From What Never Dies (1909), by Jules-Amédée Barbey d’Aurevilly.
It was the middle of September, the most beautiful season of the year in Normandy. The rich green grass was gone, but the oak trees blushed beneath a blushing sky. The hawthorn no longer bloomed in the pathways where the wind detaches and scatters them from the hedge, filling with white, thick and odorous dust the ruts left by the carts in the days of winter; but the brambles disappeared beneath the weight of the blackberries that weighed them down. The clear gold of the wild cabbage was no longer seen waving in the distance on the plain, contrasting with the purple-violet tint of the flowering clover, like shorn velvet; everywhere was the hue of ploughed land. The straight or leaning apple trees of the orchards have lost their pink and white draperies, but the vermillion masses of fruit, which for us folk of the West are our oranges and grapes, gleamed brilliantly through the branches, and fell at the foot of their trunks as if tossed out from a horn of abundance. The buckwheat, the black bread of the poor, which blooms so white, had not yet been cut; but the work will be done in a few days, and with their sheaves, bound up and piled on the ground at equal distances, they will form a camp of small carmine tents.

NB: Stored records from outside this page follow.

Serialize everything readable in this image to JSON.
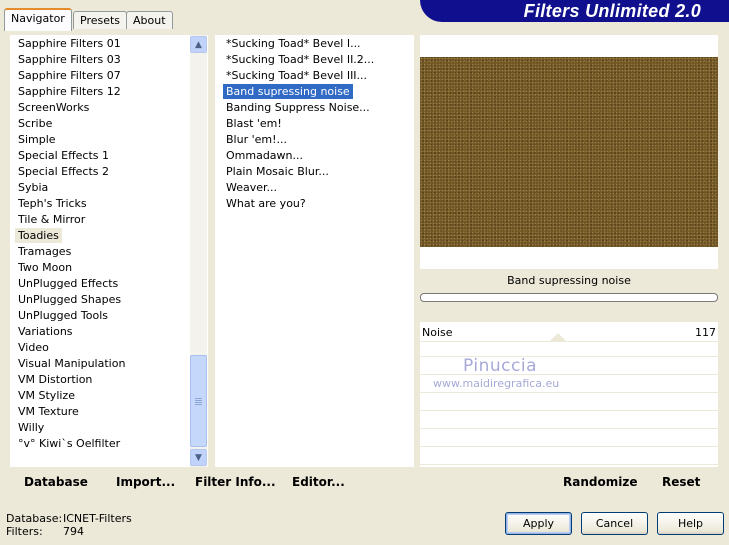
{
  "tabs": [
    {
      "label": "Navigator",
      "active": true
    },
    {
      "label": "Presets",
      "active": false
    },
    {
      "label": "About",
      "active": false
    }
  ],
  "banner": {
    "title": "Filters Unlimited 2.0"
  },
  "categories": [
    "Sapphire Filters 01",
    "Sapphire Filters 03",
    "Sapphire Filters 07",
    "Sapphire Filters 12",
    "ScreenWorks",
    "Scribe",
    "Simple",
    "Special Effects 1",
    "Special Effects 2",
    "Sybia",
    "Teph's Tricks",
    "Tile & Mirror",
    "Toadies",
    "Tramages",
    "Two Moon",
    "UnPlugged Effects",
    "UnPlugged Shapes",
    "UnPlugged Tools",
    "Variations",
    "Video",
    "Visual Manipulation",
    "VM Distortion",
    "VM Stylize",
    "VM Texture",
    "Willy",
    "°v° Kiwi`s Oelfilter"
  ],
  "selected_category": "Toadies",
  "filters": [
    "*Sucking Toad*  Bevel I...",
    "*Sucking Toad*  Bevel II.2...",
    "*Sucking Toad*  Bevel III...",
    "Band supressing noise",
    "Banding Suppress Noise...",
    "Blast 'em!",
    "Blur 'em!...",
    "Ommadawn...",
    "Plain Mosaic Blur...",
    "Weaver...",
    "What are you?"
  ],
  "selected_filter": "Band supressing noise",
  "left_bar": {
    "database": "Database",
    "import": "Import...",
    "filter_info": "Filter Info...",
    "editor": "Editor..."
  },
  "right_bar": {
    "randomize": "Randomize",
    "reset": "Reset"
  },
  "current_filter_name": "Band supressing noise",
  "params": [
    {
      "label": "Noise",
      "value": "117"
    }
  ],
  "watermark": {
    "name": "Pinuccia",
    "site": "www.maidiregrafica.eu"
  },
  "info": {
    "database_label": "Database:",
    "database_value": "ICNET-Filters",
    "filters_label": "Filters:",
    "filters_value": "794"
  },
  "buttons": {
    "apply": "Apply",
    "cancel": "Cancel",
    "help": "Help"
  },
  "colors": {
    "banner": "#10108e",
    "selection": "#316ac5",
    "preview": "#6f5523"
  },
  "icons": {
    "scroll_up": "chevron-up-icon",
    "scroll_down": "chevron-down-icon"
  }
}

When evening comes on (the orange-hued Norman evenings), clouds, superb in form and colour, form above this land of such exuberant aspect, and in the presence of their magic display, the calm purity of the most beautiful sky of spring-time is not regretted. The joyous chant of the harvest girls and mowers, returning to the farms to supper, is no longer heard, only the melancholy barking of a dog, teased by an echo, following the footsteps of some belated sportsman. Such an autumn makes up for the snows that are to follow; and viewing it, an Italian might perhaps understand, no doubt, that one could see Naples and not die.